その後どうするかについては、工事の受託を狙う業者などがさまざまな計画を極秘裡に作成しているというものなのだろうか。
工事がはじまる前は、教養学部生の体育の授業でバレーボールに使われる場所であったが、その利用頻度からも、解体後にバレーコートにすることが適当とは考えがたい。
平成 26 年 3 月 27 日に定められた「東京大学キャンパス計画大綱」によると、駒場キャンパスは「地域との交流・連携を意識しつつ、社会に「開かれた大学」の理念を具現する教育・研究の場である」としたうえで「知の広がりと深まりを担う組織相互間の知的協働および社会との多様な交流・連携を通じて、前期課程教育の新たな展開と、多様な人材の育成、研究の深化及び知のネットワークの高度化を図る」としている。
さらに「国際社会を見据えた学問と社会との交流・連携を図るとともに、総合文化研究科の学際性を活かしつつ、数理科学研究科や隣接する駒場Ⅱキャンパスに配置された多様な研究組織との知的交流を通じて、独自性のある学問の展開する場を醸成する。これに対応し、市民教育、民間との共同研究、国際交流等の多様な情報発信の機構を設け、「開かれた大学」の理念を具現する空間を構築する」という。「開かれた大学」の理念を具現する空間がどんなものなのかが議論されていておかしくない。
本郷キャンパスには武田ホール、福武ホール、伊藤ホールといった民間の寄付による建物があり、そんなものが駒場にもあってよいのかもしれないが、「開かれた大学」を具現する空間は、壁のある建物にしないこともひとつの考え方だろう。

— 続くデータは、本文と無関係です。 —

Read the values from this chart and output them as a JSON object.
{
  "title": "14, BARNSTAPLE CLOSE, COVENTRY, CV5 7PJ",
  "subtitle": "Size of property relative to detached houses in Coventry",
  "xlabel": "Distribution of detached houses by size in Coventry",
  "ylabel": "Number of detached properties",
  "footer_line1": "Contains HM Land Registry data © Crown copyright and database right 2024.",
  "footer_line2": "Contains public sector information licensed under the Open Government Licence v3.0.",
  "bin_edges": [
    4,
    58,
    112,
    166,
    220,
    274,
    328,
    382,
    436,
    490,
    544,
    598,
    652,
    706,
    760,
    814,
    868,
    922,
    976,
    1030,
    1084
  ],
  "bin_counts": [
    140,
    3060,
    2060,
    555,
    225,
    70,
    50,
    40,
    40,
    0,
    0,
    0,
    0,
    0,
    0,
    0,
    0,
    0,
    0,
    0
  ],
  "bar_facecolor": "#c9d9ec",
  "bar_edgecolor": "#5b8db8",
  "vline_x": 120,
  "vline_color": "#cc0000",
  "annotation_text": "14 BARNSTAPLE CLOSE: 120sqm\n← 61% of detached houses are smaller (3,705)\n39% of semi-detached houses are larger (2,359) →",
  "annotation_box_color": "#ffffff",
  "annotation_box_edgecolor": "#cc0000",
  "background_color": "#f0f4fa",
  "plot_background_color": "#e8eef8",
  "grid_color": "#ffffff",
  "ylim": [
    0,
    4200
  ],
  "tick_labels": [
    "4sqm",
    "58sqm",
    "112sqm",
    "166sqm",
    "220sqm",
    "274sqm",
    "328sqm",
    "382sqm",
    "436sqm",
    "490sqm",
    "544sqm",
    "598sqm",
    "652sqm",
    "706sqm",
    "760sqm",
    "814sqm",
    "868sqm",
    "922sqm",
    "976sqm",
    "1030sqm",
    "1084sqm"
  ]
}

この4月1日には駒場キャンパス内に事務局を置く、東京大学地域未来社会連携研究機構が発足した。「地域の課題解決にかかわる部局が連携し、統合したプラットフォームを構築することで、研究・地域連携・人材育成等で相乗効果を発揮する」のが趣旨という。「開かれた大学」の理念を具現する場なのかもしれない。

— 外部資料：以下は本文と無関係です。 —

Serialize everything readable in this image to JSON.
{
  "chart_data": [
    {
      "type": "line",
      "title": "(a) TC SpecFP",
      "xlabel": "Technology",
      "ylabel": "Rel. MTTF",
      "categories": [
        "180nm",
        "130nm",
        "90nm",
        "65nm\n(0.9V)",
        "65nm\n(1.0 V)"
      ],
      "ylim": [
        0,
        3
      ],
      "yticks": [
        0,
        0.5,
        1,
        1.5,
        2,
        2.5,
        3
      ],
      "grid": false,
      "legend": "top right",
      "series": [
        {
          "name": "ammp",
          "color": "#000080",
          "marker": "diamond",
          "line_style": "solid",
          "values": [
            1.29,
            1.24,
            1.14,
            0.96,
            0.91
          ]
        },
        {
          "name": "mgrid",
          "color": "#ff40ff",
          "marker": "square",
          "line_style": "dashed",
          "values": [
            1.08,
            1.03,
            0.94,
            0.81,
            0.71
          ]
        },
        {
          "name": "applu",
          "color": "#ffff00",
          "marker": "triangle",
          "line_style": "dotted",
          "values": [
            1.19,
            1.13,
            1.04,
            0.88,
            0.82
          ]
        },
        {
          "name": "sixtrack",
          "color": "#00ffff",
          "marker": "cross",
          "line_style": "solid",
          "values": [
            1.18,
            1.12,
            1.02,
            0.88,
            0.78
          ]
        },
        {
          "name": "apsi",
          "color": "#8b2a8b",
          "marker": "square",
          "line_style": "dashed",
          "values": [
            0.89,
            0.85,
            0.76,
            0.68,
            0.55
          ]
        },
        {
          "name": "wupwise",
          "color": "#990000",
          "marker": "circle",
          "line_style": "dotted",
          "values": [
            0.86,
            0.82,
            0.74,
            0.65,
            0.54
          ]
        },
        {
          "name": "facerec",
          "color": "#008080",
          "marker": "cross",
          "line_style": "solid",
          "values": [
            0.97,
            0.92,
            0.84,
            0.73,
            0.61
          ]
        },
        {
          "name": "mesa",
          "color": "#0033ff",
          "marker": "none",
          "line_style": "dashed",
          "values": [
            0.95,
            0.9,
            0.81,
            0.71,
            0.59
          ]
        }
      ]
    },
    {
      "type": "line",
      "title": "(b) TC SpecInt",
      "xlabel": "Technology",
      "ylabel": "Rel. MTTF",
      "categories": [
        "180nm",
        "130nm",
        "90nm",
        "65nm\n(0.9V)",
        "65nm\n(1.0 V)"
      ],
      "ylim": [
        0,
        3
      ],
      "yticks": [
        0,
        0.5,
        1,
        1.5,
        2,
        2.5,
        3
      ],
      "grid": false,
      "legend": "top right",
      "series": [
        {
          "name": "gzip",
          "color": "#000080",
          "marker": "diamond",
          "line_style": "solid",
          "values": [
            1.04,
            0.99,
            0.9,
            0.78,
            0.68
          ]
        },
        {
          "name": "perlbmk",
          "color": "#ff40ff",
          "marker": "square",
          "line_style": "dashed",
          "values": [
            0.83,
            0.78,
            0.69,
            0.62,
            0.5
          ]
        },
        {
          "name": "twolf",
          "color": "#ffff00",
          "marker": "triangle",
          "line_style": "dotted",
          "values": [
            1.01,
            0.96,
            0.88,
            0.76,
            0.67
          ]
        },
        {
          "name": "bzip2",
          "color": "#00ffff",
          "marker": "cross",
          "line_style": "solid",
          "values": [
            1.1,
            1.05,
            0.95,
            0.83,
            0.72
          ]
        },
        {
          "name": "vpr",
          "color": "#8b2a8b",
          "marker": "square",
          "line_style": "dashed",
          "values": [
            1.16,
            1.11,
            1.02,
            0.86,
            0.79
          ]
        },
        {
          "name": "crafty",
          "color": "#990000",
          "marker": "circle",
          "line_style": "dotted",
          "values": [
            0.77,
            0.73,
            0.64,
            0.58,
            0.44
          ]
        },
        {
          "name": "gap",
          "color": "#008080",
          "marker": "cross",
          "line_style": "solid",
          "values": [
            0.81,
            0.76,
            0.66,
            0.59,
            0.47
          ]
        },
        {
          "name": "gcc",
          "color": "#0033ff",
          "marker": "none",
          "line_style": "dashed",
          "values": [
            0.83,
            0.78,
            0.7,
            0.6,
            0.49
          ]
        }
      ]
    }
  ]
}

仮設体育館の解体後は、そんな「開かれた大学」を見える化するということで、壁のない空間にできないだろうか。屋根も一部だけにして、博物館のように学術的な掲示を誰もが気軽に見ることができる場というアイディアである。駅の待合室のようなイメージと思えばよい。
そんなスペースなら、建築費も維持費も最小限度ですむ。維持管理にはボランティアを活用してもよいだろう。2020年7月のオリンピック・パラリンピックにも間に合う。